Akademik Veri Yönetim Sistemi
Tribology International, cilt.223, 2026 (SCI-Expanded, Scopus)
Many engineering components are required to operate under both atmospheric and vacuum environments, where friction and wear mechanisms differ significantly. Therefore, solid lubricant coatings designed for such applications must maintain stable tribological performance across multiple environments rather than being optimized for a single condition. In this study, Ti/MoS₂–Ti composite coatings were deposited on AISI 52100 bearing steel using pulsed-DC closed-field unbalanced magnetron sputtering.
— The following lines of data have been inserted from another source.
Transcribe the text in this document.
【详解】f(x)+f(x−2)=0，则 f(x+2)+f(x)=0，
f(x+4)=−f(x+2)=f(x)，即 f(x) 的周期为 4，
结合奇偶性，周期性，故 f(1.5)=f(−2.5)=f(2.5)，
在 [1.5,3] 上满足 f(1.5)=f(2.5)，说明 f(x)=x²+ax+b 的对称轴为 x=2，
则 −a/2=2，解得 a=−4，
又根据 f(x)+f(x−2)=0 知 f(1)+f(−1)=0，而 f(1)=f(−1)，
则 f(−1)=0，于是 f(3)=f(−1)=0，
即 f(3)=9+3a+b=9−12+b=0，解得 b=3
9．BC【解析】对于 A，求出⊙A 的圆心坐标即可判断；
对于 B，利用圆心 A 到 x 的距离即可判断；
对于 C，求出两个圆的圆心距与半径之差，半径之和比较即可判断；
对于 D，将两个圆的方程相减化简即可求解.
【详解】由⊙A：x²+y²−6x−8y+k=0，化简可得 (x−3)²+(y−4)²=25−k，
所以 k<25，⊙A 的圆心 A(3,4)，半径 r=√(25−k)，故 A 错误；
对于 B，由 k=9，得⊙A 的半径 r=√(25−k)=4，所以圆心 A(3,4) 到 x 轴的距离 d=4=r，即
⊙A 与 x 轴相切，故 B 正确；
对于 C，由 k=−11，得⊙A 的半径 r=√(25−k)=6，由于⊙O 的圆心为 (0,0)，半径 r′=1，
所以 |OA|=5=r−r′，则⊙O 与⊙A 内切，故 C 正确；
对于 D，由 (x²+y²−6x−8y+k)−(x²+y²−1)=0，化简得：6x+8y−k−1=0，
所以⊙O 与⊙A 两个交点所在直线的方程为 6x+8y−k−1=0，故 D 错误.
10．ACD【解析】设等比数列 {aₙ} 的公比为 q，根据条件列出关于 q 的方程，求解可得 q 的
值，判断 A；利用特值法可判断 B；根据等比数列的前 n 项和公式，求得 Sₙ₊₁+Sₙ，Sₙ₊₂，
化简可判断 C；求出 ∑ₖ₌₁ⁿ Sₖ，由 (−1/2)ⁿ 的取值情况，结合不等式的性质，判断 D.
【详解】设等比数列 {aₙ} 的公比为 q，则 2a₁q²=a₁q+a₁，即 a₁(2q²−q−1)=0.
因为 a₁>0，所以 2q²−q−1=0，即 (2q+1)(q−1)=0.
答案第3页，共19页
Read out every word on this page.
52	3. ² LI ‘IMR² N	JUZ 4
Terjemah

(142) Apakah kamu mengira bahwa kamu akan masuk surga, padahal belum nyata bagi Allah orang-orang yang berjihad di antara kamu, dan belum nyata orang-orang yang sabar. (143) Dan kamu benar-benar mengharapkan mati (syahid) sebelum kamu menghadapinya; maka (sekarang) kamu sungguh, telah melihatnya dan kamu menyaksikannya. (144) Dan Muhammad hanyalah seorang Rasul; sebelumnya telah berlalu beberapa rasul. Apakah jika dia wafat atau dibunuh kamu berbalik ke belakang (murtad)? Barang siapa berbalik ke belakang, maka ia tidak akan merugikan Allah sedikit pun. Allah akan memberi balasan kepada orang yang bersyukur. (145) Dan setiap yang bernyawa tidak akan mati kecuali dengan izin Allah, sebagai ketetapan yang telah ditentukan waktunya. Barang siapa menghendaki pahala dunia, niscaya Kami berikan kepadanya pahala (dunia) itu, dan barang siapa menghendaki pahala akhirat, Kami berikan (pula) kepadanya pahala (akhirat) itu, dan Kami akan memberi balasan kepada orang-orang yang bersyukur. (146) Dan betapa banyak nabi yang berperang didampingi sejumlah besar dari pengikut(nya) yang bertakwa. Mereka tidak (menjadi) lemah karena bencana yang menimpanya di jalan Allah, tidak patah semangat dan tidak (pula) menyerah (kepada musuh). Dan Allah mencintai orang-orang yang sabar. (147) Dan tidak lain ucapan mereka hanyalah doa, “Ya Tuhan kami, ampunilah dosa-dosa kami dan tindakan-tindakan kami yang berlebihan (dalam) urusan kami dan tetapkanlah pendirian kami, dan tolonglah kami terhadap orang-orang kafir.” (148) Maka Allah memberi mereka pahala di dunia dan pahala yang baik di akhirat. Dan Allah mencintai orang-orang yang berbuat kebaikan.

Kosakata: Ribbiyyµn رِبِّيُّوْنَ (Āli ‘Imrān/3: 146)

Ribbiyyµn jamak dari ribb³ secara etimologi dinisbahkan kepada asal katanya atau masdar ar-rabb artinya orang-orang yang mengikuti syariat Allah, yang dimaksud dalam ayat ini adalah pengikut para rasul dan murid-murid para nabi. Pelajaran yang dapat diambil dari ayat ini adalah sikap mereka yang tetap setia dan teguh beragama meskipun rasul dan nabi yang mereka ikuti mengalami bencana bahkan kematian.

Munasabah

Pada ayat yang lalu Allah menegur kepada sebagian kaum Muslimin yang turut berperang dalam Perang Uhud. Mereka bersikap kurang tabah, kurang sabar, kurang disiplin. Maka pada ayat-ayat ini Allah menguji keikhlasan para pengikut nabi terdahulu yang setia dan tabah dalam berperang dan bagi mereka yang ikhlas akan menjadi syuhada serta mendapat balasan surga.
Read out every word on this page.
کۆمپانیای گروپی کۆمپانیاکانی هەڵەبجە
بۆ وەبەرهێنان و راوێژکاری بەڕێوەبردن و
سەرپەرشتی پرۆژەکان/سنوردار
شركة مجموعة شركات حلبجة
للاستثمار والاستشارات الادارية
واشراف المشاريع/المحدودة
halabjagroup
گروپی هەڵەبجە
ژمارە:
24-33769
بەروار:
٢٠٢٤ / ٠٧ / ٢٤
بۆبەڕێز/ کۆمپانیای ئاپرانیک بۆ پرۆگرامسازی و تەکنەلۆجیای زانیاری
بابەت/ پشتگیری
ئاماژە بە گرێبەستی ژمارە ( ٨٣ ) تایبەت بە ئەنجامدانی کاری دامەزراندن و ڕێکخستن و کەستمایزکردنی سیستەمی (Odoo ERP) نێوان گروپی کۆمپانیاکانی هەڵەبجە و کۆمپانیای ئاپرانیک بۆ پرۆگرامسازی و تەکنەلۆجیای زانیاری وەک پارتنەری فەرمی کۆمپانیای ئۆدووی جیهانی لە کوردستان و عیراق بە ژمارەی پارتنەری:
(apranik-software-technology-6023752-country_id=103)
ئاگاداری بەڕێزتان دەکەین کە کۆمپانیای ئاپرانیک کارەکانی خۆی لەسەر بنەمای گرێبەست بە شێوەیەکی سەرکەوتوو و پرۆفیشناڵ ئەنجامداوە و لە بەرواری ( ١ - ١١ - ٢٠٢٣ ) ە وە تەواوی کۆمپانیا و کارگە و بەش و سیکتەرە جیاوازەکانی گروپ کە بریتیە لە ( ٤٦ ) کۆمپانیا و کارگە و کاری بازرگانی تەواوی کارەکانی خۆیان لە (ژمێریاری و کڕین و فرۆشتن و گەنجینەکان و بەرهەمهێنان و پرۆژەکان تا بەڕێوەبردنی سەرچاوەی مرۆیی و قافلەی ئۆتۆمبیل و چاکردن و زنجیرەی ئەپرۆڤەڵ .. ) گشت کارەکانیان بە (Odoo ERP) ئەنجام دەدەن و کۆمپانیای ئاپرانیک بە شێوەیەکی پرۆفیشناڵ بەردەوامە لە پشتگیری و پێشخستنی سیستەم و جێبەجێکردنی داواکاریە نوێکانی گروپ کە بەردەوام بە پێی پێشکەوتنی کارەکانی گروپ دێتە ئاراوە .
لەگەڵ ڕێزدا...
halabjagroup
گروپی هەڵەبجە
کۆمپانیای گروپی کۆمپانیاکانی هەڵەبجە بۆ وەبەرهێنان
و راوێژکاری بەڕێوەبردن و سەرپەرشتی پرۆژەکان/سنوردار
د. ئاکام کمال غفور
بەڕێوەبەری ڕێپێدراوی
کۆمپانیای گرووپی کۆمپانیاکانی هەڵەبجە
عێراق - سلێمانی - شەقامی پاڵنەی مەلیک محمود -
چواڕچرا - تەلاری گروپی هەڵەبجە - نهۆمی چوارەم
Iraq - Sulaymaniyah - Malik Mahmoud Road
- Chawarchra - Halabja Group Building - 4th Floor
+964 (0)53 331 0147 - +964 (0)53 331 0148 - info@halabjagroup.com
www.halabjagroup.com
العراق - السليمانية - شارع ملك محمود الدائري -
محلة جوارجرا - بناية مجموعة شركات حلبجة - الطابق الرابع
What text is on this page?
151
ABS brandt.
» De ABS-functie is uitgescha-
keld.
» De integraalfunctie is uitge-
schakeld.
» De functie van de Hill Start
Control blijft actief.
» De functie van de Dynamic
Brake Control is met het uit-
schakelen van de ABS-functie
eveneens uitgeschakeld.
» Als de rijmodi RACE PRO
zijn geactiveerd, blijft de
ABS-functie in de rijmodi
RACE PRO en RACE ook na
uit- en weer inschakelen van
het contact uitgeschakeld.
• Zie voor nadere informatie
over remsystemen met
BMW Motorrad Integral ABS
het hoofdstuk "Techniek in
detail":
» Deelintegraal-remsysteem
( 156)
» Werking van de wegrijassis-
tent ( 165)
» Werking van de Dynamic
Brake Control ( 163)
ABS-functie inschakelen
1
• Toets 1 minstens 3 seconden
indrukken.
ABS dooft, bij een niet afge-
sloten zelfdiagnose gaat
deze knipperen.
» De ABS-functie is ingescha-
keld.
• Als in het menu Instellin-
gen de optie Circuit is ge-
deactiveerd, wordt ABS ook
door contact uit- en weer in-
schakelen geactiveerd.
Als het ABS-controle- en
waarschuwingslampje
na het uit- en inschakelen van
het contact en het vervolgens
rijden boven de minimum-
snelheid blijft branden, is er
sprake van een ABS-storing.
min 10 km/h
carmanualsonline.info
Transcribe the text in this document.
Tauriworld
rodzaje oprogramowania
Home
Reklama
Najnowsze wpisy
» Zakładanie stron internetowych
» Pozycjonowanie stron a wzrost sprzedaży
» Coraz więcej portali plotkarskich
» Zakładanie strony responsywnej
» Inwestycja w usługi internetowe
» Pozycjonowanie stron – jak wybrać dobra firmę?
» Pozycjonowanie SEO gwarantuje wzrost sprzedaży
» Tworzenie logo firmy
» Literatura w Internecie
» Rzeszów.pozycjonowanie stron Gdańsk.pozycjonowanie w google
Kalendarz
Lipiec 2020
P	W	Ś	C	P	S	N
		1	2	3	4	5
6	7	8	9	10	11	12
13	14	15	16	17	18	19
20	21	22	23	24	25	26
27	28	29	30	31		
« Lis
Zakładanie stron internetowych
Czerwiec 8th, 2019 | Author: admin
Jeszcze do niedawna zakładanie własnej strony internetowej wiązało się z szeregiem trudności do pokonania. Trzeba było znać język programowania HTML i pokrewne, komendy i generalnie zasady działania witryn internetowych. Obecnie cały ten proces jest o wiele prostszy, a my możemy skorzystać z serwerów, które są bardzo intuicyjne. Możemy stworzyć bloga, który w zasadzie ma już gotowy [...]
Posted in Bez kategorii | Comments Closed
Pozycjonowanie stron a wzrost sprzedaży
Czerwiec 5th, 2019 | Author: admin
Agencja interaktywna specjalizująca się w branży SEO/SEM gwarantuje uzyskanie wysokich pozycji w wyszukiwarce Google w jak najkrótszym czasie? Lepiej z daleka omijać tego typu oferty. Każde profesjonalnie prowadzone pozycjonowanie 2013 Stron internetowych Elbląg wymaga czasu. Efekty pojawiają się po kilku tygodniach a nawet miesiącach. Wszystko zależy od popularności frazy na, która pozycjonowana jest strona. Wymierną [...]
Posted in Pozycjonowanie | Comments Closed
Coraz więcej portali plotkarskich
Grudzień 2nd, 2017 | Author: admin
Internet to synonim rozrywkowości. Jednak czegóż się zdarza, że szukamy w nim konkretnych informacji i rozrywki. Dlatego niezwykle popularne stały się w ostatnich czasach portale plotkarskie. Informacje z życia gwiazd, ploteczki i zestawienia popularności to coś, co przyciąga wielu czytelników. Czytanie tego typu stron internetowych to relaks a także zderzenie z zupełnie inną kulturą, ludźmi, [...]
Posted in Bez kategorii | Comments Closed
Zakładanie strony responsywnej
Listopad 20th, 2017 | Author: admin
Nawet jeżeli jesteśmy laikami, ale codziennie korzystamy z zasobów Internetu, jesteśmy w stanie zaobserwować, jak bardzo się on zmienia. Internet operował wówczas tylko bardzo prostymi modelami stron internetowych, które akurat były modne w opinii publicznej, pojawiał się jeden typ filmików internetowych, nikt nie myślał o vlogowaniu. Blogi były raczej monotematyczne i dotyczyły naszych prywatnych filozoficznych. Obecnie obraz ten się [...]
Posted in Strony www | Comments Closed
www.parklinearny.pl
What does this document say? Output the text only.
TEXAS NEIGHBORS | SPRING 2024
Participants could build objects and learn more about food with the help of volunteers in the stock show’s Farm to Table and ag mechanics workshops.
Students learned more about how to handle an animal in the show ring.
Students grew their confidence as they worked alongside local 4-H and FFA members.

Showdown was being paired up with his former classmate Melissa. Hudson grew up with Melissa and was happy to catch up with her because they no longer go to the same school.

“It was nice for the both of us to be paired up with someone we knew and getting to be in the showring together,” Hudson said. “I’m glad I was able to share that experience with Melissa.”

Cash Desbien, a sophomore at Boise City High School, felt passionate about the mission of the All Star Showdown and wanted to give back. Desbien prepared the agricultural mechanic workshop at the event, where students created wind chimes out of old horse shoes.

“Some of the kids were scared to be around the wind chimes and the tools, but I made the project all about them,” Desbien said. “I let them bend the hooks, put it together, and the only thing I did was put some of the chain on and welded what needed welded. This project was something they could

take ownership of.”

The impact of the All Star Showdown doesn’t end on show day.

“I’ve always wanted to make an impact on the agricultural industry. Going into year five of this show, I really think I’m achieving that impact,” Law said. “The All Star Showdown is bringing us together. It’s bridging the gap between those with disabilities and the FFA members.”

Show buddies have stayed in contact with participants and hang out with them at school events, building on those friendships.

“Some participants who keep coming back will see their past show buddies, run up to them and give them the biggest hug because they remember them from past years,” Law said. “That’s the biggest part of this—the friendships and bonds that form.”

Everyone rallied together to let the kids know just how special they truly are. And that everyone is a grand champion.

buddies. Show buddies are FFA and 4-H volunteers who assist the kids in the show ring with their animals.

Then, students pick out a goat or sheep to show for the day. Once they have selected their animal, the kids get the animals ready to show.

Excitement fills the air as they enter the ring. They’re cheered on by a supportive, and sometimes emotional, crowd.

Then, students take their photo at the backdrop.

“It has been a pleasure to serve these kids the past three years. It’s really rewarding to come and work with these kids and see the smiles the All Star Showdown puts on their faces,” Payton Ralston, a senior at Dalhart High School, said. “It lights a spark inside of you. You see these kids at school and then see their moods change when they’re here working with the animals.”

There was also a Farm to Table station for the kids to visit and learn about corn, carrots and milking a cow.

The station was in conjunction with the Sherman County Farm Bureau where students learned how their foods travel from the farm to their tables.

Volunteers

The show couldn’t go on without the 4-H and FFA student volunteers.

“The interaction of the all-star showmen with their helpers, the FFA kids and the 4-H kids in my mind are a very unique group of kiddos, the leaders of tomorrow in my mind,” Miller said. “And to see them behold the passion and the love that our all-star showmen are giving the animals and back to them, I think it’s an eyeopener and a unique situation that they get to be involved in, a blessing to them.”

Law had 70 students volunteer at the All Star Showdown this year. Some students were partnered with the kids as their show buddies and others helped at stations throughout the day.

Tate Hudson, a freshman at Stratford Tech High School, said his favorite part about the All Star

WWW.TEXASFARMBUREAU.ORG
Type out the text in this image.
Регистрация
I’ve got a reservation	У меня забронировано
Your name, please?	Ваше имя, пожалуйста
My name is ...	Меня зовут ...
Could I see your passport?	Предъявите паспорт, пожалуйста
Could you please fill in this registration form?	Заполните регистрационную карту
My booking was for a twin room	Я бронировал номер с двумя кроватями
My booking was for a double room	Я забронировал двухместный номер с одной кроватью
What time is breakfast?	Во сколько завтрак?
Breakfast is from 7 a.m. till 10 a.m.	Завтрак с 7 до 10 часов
A Taguchi L9 experimental design was employed to systematically investigate the influence of key deposition parameters, including working pressure, substrate bias voltage, and target currents, on coating composition, microstructure, mechanical properties, and tribological behavior. The coatings were characterized using SEM/EDS, XRD, and nanoindentation analyses, while friction and wear behavior were evaluated by ball-on-disc tests under atmospheric, low-vacuum (5 ×10⁻³ mbar), and high-vacuum (8 ×10⁻⁶ mbar) conditions. The coatings exhibited sulfur-to-metal ratios S/(Mo+Ti) ranging from 0.28 to 0.48, with hardness and elastic modulus values between 9.9–32.4 GPa and 150–398 GPa, respectively. Tribological performance strongly depended on both environmental conditions and coating composition. Under vacuum conditions, coatings with higher sulfur retention showed significantly improved wear resistance due to the formation of a stable MoS₂-based tribofilm, whereas sulfur-deficient coatings exhibited severe wear and tribofilm instability. The results demonstrate that high hardness alone does not guarantee improved wear resistance in vacuum environments, and coatings combining sufficient sulfur retention with balanced mechanical properties provide superior tribological stability across different environments.